Futboldan sonra işlerin onun için nasıl geliştiğine şaşırdın mı? “Evet. Hayatımı düşünüyorum – kendini farklı şekillerde ifade etme fırsatı bulan şanslı bir adamın hayatını. Sporun içindeydi. Şimdi sanatın her türlüsünde. Kendimi ifade etme şansım olmazsa. Ben ölmeyi tercih ederim. Sadece bir meydan okumaya ihtiyacım var.” Yaşadığımı hissetmek için içimdeki ateşi hissetmeliyim.”

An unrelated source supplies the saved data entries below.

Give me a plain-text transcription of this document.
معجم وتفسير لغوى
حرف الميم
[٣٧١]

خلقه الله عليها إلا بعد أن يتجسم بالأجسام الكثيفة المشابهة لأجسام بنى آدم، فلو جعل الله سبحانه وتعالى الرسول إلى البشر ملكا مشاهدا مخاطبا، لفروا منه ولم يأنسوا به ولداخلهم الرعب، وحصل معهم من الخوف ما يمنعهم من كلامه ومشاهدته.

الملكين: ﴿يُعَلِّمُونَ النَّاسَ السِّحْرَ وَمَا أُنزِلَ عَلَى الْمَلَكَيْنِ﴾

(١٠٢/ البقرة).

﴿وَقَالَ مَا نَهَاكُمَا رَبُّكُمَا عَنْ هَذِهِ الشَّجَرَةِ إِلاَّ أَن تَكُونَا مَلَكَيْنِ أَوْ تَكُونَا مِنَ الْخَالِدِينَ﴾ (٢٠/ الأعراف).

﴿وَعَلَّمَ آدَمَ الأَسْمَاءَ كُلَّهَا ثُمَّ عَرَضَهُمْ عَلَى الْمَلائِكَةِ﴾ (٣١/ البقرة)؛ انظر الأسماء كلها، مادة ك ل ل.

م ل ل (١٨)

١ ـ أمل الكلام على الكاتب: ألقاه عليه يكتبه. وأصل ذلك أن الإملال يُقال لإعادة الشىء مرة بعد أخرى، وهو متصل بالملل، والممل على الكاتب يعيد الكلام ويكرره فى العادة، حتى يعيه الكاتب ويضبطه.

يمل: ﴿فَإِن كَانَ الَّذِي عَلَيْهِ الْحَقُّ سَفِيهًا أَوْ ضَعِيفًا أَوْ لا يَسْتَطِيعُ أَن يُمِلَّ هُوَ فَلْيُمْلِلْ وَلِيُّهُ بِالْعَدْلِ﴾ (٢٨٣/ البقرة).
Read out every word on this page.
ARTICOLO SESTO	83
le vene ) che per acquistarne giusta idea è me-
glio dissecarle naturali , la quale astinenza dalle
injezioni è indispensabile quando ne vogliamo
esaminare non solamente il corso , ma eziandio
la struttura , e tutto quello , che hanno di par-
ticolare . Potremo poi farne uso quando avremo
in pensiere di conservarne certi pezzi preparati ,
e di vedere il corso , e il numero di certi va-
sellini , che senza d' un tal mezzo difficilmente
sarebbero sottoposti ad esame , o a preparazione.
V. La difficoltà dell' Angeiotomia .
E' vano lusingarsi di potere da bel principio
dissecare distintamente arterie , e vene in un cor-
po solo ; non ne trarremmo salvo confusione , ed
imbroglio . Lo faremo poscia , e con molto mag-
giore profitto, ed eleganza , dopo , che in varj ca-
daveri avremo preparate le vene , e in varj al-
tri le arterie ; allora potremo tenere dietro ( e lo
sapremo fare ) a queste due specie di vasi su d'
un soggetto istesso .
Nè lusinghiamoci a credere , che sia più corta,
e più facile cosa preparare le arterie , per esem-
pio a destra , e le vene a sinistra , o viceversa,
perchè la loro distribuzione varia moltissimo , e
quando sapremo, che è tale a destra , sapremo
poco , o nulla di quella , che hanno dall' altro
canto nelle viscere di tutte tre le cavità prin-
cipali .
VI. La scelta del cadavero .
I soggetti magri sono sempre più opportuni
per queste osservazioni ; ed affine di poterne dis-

Şimdi yolda müziğiyle kendini ifade etmek için sabırsızlanıyor. Pek çok şeyin öngörülemez olduğunu, pek çok şeyin ters gidebileceğini söylüyor ve işte o zaman sporun büyüsüne yaklaşıyorsunuz. “Hayatta sevdiğim şey tüm kusurlardır. Kusurları nasıl kullanırsın. İşler nasıl kötüye gider ya da enerji sana ikinci bir şansın olsa asla sahip olamayacağın olumlu bir şey verir. Sahnede, hayatta olduğu gibi. bir an ve buna nasıl cevap verdiğiniz, “Nasıl tepki veriyorsunuz. Bu tür bir kusura sahip olmak harika.” Seyircinin çatışan enerjisinin tadını çıkararak sahnede olma olasılığının tadını çıkarıyor. “Şarkıda dediğim gibi, insanlar beni ya sever ya da benden nefret eder.”
Cantona’nın fotoğrafını çekme zamanı geldi. Son soru, diyor reklamcı. Cantona’ya kendisi için ne isteyeceğini soruyorum. bunu düşün. “Kendim mi? Son soru? Sormak isterim: Kaç tarafın var? Çünkü hayatımda çok şey yaptım.” Cevabınız olacak mı? “Psikiyatristimin resmindeki piksel sayısı kadar benim de yönüm olduğu yanıtını vereceğim.” Ve bununla gülümser, güler ve bırakır.